[
https://issues.apache.org/jira/browse/STANBOL-669?page=com.atlassian.jira.plugin.system.issuetabpanels:comment-tabpanel&focusedCommentId=13404013#comment-13404013
]
Rupert Westenthaler commented on STANBOL-669:
---------------------------------------------
Found the reason causing this issue:
It has nothing to do with the EventJobManager (will change the title of this
Issue). The cause where two LRU caches implemented using LinkedHashMap used by
the Apache Entityhub SolrYard to store mappings from RDF properties <-> Solr
Field names.
This LRU caches where not synchronized with the assumptions that only put and
read requests are used. Even removes (if the cache gets to big) would not be a
problem, because there is no possibility of dirty reads (because even the
remove entry would still be correct) and in case of reads the same calculation
would be made twice.
However RTFM of LinkedHashset [1] would have saved a lot of time as it states -
even in bold letters - "In access-ordered linked hash maps, merely querying the
map with get is a structural modification."
Based on debugging that happened: Two threads access the LinkedHashset at
nearly the same time. Both try to change the order based on access time. They
do not block each other, but instead the start to consume 100% processing power
without coming to an agreement.
This caused than the method to never return what looked first as if some
EnhancementsJob never complete with the EventJobManager (hence the original
title of this Issue).
As a Bonus of the Stanbol Enhancer will have an Integration Test that can
simulate concurrent Enhancement Requests on an Enhancement Requests. Stanbol
users will also be able to run this test against their Stanbol Servers by using
mvn -o test -Dtest.server.url={stanbol-server} -Dtest=MultiThreadedTest
currently this test runs using english long abstracts of dbpedia (10k of those
will be included in the integration test) with 20 concurrent threads over 1000
documents by using the default chain. I plan to extend this test so that it can
be configured by additional system properties.
[1]
http://download.java.net/jdk7/archive/b123/docs/api/java/util/LinkedHashMap.html
> EventJobManager does not corretly use Read/Write Locks on EnhancementJobs
> -------------------------------------------------------------------------
>
> Key: STANBOL-669
> URL: https://issues.apache.org/jira/browse/STANBOL-669
> Project: Stanbol
> Issue Type: Bug
> Components: Enhancer
> Reporter: Rupert Westenthaler
> Assignee: Rupert Westenthaler
>
> When bombarding the enhancer with multiple concurrent EnhancementJobs the
> EvenJobManager might not correctly process all requests due to changes that
> do not correctly apply a writeLock on the EnhancementJob.

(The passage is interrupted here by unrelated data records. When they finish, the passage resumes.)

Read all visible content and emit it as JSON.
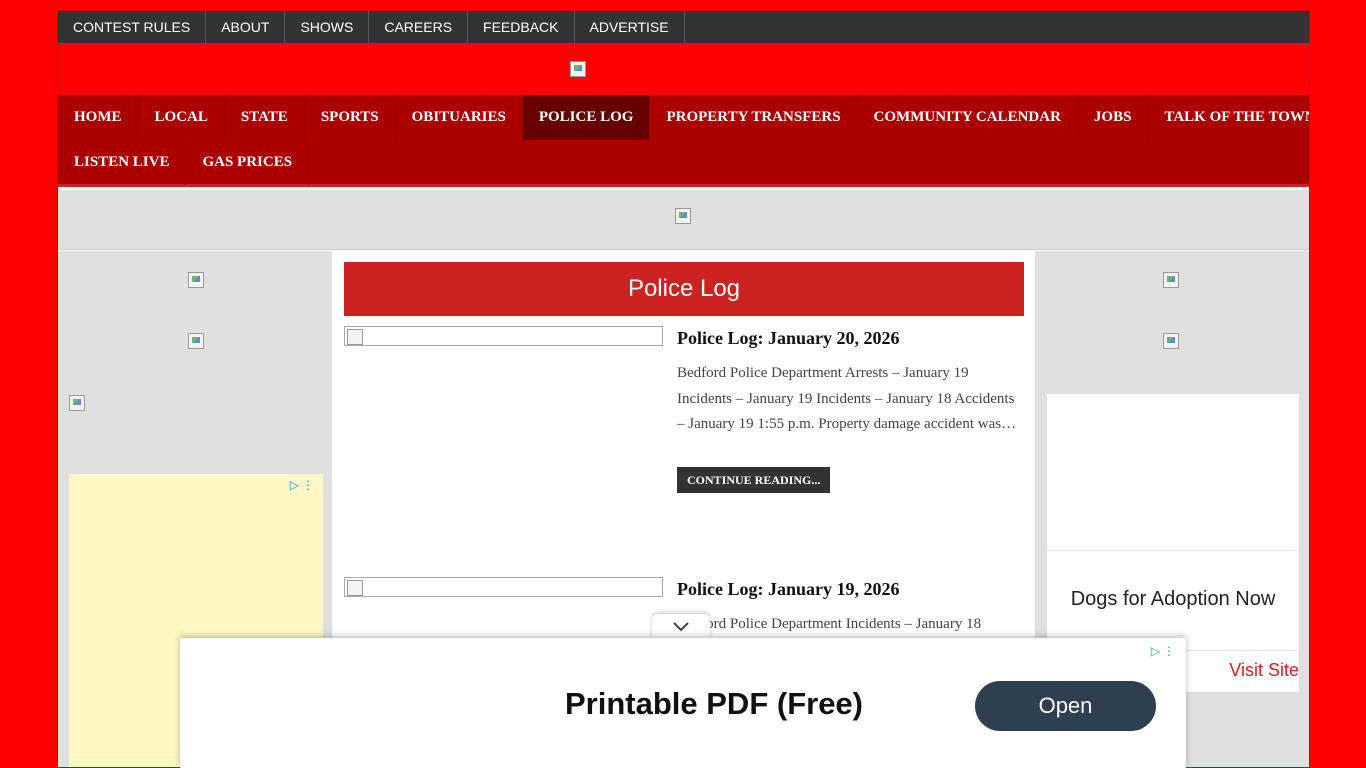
{
  "topbar": {
    "items": [
      "CONTEST RULES",
      "ABOUT",
      "SHOWS",
      "CAREERS",
      "FEEDBACK",
      "ADVERTISE"
    ]
  },
  "mainnav": {
    "row1": [
      "HOME",
      "LOCAL",
      "STATE",
      "SPORTS",
      "OBITUARIES",
      "POLICE LOG",
      "PROPERTY TRANSFERS",
      "COMMUNITY CALENDAR",
      "JOBS",
      "TALK OF THE TOWN"
    ],
    "row2": [
      "LISTEN LIVE",
      "GAS PRICES"
    ],
    "active": "POLICE LOG",
    "icon1": "▯",
    "icon2": "▯"
  },
  "section": {
    "title": "Police Log"
  },
  "posts": [
    {
      "title": "Police Log: January 20, 2026",
      "excerpt": "Bedford Police Department Arrests – January 19 Incidents – January 19 Incidents – January 18 Accidents – January 19 1:55 p.m. Property damage accident was…",
      "more": "CONTINUE READING..."
    },
    {
      "title": "Police Log: January 19, 2026",
      "excerpt": "Bedford Police Department Incidents – January 18",
      "more": ""
    }
  ],
  "right_ad": {
    "headline": "Dogs for Adoption Now",
    "link": "Visit Site"
  },
  "sticky_ad": {
    "headline": "Printable PDF (Free)",
    "button": "Open"
  },
  "colors": {
    "page_bg": "#ff0000",
    "nav_bg": "#aa0000",
    "nav_active": "#660000",
    "section_title_bg": "#cc2222",
    "topbar_bg": "#333333"
  }
}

> As fixing those things is not an easy thing I implemented already an new
> Integration-Test that allows to send long abstracts from dbpedia as content
> to the enhancer. The integration-test includes enough data for 10.000
> requests. It uses "java.util.concurrent.ExecutorService" for async Requests
> and the "PoolingClientConnectionManager" of apache http commons for sending
> multiple parallel requests.
> Setting this to 1000 requests with 10 threads lets easily to reproduce the
> problem.
--
This message is automatically generated by JIRA.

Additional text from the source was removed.